For the sake of his true-hearted father before him;
For the sake of the dear Quaker mother that bore him;
For the sake of his gifts, and the works that outlive him,
And his brave words for freedom, we freely forgive him!
There are those who take note that our numbers are small,—
New Gibbons who write our decline and our fall;
But the Lord of the seed-field takes care of His own,
And the world shall yet reap what our sowers have sown.
The last of the sect to his fathers may go,
Leaving only his coat for some Barnum to show;
But the truth will outlive him, and broaden with years,
Till the false dies away, and the wrong disappears.
Nothing fails of its end.
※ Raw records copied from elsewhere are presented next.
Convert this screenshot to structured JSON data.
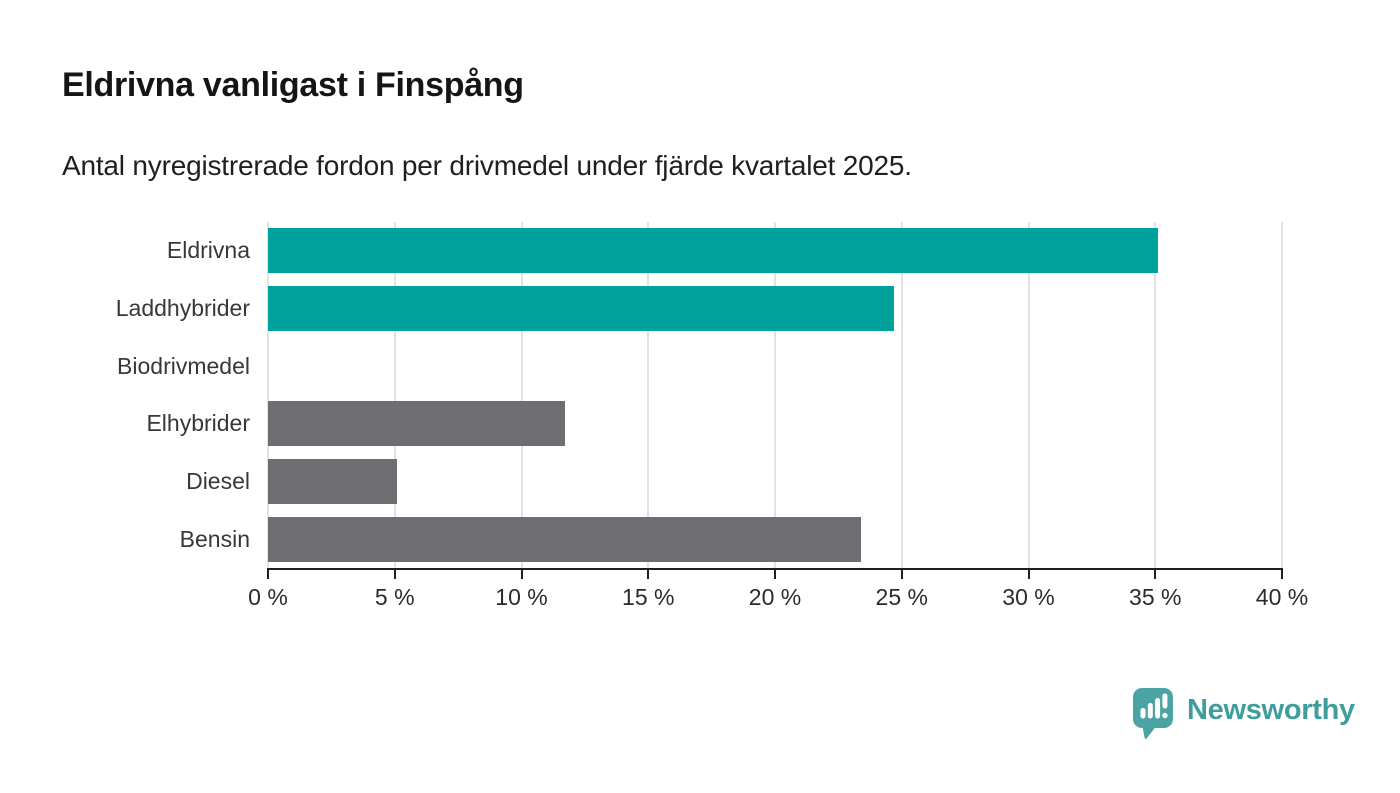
{
  "header": {
    "title": "Eldrivna vanligast i Finspång",
    "subtitle": "Antal nyregistrerade fordon per drivmedel under fjärde kvartalet 2025."
  },
  "chart_data": {
    "type": "bar",
    "orientation": "horizontal",
    "title": "Eldrivna vanligast i Finspång",
    "subtitle": "Antal nyregistrerade fordon per drivmedel under fjärde kvartalet 2025.",
    "categories": [
      "Eldrivna",
      "Laddhybrider",
      "Biodrivmedel",
      "Elhybrider",
      "Diesel",
      "Bensin"
    ],
    "values": [
      35.1,
      24.7,
      0,
      11.7,
      5.1,
      23.4
    ],
    "unit": "%",
    "xlim": [
      0,
      40
    ],
    "x_ticks": [
      0,
      5,
      10,
      15,
      20,
      25,
      30,
      35,
      40
    ],
    "x_tick_labels": [
      "0 %",
      "5 %",
      "10 %",
      "15 %",
      "20 %",
      "25 %",
      "30 %",
      "35 %",
      "40 %"
    ],
    "grid": "vertical-gridlines-on",
    "legend": "none",
    "bar_colors": [
      "#00a09b",
      "#00a09b",
      "#00a09b",
      "#6e6e72",
      "#6e6e72",
      "#6e6e72"
    ],
    "highlight_color": "#00a09b",
    "default_color": "#6e6e72",
    "gridline_color": "#e2e2e2",
    "axis_color": "#1f1f1f"
  },
  "footer": {
    "brand": "Newsworthy",
    "brand_color": "#3e9e9e",
    "logo_icon": "newsworthy-speech-bubble-bar-chart-icon"
  }
}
Out of sight sinks the stone,
In the deep sea of time, but the circles sweep on,
Till the low-rippled murmurs along the shores run,
And the dark and dead waters leap glad in the sun.
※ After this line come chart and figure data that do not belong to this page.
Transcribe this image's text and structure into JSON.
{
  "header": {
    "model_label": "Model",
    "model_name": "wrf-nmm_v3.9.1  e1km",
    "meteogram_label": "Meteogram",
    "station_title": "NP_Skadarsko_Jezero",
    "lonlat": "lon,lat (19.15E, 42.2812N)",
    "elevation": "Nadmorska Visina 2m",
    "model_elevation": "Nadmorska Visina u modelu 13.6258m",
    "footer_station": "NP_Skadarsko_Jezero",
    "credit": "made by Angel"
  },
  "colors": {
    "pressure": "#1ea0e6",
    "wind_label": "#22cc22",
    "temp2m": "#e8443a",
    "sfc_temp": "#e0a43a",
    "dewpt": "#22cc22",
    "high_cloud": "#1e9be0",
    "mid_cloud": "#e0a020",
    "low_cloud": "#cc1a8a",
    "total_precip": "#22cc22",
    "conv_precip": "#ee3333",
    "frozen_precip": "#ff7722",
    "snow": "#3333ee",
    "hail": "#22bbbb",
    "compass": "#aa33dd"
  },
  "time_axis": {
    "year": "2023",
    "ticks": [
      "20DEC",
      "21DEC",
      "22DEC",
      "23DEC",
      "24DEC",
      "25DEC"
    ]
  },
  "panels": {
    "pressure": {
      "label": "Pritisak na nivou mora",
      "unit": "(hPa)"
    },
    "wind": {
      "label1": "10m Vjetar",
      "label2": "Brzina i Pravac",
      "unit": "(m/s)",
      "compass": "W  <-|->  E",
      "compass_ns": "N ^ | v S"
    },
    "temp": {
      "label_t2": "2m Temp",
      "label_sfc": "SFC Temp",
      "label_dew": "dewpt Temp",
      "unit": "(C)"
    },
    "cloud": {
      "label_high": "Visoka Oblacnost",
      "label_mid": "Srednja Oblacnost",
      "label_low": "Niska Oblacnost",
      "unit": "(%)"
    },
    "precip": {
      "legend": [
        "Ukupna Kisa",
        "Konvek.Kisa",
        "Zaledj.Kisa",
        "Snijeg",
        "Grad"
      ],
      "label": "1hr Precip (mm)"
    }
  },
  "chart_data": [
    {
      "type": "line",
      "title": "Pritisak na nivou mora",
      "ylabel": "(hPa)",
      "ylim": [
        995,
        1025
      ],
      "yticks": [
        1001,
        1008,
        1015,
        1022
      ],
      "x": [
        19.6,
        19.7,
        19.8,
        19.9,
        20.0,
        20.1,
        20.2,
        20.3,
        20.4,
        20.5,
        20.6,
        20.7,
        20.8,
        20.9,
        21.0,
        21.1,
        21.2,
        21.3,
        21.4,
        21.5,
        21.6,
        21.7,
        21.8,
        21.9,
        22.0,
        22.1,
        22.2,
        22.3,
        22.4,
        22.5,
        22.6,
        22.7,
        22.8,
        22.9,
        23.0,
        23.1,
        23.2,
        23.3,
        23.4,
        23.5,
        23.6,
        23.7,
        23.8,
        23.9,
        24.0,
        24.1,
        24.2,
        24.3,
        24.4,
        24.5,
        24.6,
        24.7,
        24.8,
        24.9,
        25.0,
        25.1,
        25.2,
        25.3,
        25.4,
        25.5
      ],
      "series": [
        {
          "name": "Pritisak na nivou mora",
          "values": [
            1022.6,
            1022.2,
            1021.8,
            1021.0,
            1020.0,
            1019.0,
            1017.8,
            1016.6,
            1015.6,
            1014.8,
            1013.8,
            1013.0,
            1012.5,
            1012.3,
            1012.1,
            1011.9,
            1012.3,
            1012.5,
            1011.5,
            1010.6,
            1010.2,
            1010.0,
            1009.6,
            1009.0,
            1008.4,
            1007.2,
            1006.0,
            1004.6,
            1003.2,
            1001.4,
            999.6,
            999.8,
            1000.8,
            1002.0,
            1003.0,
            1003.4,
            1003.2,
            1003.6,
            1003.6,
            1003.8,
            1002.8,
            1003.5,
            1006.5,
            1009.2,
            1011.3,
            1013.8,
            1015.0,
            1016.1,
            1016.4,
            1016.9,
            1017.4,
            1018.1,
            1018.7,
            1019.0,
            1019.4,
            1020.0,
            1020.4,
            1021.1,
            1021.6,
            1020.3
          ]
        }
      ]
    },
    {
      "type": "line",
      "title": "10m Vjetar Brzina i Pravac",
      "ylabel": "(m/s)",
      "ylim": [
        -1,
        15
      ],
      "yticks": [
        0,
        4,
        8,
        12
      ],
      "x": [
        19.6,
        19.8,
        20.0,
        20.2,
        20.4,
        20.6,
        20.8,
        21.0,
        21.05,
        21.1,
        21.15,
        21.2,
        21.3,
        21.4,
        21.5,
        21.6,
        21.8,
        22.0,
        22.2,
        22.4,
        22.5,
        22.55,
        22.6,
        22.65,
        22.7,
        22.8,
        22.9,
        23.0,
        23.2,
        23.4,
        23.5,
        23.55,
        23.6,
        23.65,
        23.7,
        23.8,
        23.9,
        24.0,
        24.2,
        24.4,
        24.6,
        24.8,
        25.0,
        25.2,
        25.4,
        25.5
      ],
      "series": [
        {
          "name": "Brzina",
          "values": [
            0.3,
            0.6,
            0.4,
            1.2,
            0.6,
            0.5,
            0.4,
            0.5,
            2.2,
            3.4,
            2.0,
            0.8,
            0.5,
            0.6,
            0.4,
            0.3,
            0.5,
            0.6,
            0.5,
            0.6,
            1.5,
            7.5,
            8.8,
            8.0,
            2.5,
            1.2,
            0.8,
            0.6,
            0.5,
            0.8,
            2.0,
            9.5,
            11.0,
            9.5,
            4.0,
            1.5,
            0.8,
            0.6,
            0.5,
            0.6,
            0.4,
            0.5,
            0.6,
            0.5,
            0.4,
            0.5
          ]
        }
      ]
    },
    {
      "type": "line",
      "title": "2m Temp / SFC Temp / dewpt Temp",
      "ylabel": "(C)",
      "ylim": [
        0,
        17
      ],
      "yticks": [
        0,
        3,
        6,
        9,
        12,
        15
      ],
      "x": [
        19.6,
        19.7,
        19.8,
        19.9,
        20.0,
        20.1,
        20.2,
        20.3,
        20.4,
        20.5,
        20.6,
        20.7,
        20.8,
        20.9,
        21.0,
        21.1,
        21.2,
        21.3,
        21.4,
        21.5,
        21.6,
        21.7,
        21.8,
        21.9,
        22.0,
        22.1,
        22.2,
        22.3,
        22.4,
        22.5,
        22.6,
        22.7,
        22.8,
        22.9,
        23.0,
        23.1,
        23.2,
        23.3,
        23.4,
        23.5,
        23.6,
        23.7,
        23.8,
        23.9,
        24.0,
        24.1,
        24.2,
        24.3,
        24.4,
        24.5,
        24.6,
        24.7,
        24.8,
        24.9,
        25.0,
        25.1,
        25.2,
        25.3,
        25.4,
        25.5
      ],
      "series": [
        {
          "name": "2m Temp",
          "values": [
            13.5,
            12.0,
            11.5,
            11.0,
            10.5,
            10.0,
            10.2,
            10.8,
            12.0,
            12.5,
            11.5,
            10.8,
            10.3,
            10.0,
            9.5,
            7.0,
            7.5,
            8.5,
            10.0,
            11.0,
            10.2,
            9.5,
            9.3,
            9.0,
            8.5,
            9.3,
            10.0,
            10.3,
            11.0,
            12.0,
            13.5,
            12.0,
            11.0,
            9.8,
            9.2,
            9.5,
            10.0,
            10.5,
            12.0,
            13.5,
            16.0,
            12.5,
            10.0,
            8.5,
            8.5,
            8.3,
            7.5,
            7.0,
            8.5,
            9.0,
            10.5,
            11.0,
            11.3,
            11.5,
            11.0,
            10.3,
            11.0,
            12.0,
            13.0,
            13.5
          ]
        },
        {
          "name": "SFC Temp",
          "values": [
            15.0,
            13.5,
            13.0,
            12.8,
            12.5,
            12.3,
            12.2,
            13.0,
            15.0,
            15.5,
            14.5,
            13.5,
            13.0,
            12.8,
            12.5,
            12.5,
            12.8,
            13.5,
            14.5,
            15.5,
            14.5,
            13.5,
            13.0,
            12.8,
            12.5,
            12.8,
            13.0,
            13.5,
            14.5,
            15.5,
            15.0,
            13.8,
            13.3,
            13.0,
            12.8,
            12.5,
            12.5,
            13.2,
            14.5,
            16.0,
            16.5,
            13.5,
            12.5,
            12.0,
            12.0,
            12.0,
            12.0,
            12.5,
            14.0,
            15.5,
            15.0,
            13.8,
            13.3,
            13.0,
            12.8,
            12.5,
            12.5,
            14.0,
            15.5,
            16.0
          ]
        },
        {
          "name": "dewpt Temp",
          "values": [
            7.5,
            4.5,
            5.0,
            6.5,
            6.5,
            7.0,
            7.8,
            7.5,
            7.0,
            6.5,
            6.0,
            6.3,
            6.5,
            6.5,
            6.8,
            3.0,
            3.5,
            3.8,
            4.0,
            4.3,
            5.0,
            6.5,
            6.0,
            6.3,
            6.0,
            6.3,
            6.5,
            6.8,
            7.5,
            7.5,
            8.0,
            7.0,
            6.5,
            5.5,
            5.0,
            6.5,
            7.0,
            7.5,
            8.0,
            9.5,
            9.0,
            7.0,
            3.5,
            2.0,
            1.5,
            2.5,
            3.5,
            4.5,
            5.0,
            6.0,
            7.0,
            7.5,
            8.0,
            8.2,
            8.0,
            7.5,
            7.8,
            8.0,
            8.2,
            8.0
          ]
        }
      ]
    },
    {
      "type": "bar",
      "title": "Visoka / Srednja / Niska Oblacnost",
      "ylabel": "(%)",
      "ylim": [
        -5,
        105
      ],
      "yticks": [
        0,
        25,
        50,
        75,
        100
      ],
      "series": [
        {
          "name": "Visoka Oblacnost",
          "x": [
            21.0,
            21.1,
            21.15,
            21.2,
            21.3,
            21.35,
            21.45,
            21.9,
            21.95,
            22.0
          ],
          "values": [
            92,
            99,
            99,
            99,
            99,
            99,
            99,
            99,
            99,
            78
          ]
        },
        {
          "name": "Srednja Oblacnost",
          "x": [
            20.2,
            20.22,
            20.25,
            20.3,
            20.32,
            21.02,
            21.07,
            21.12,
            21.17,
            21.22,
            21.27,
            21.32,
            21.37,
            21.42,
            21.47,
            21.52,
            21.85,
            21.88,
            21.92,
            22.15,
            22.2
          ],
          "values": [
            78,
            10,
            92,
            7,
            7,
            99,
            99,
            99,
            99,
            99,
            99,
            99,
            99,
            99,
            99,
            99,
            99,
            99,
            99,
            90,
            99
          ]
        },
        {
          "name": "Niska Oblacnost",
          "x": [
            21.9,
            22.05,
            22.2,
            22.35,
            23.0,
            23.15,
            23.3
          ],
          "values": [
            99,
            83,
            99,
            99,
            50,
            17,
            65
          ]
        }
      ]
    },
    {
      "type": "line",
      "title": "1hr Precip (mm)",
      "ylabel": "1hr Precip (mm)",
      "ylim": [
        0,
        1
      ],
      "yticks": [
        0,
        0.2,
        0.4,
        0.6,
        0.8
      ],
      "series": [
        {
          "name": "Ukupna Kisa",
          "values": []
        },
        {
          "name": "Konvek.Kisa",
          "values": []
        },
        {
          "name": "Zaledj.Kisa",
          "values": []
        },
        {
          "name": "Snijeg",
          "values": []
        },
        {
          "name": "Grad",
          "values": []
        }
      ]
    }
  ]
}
Meanwhile shall we learn, in our ease, to forget
To the martyrs of Truth and of Freedom our debt?—
Hide their words out of sight, like the garb that they wore,
And for Barclay's Apology offer one more?
Shall we fawn round the priestcraft that glutted the shears,
And festooned the stocks with our grandfathers' ears?
Talk of Woolman's unsoundness? count Penn heterodox?
And take Cotton Mather in place of George Fox?
Make our preachers war-chaplains? quote Scripture to take
The hunted slave back, for Onesimus' sake?
Go to burning church-candles, and chanting in choir,
And on the old meeting-house stick up a spire?
No! the old paths we'll keep until better are shown,
Credit good where we find it, abroad or our own;
And while "Lo here" and "Lo there" the multitude call,
Be true to ourselves, and do justice to all.
The good round about us we need not refuse,
Nor talk of our Zion as if we were Jews;
But why shirk the badge which our fathers have worn,
Or beg the world's pardon for having been born?
We need not pray over the Pharisee's prayer,
Nor claim that our wisdom is Benjamin's share;
Truth to us and to others is equal and one
Shall we bottle the free air, or hoard up the sun?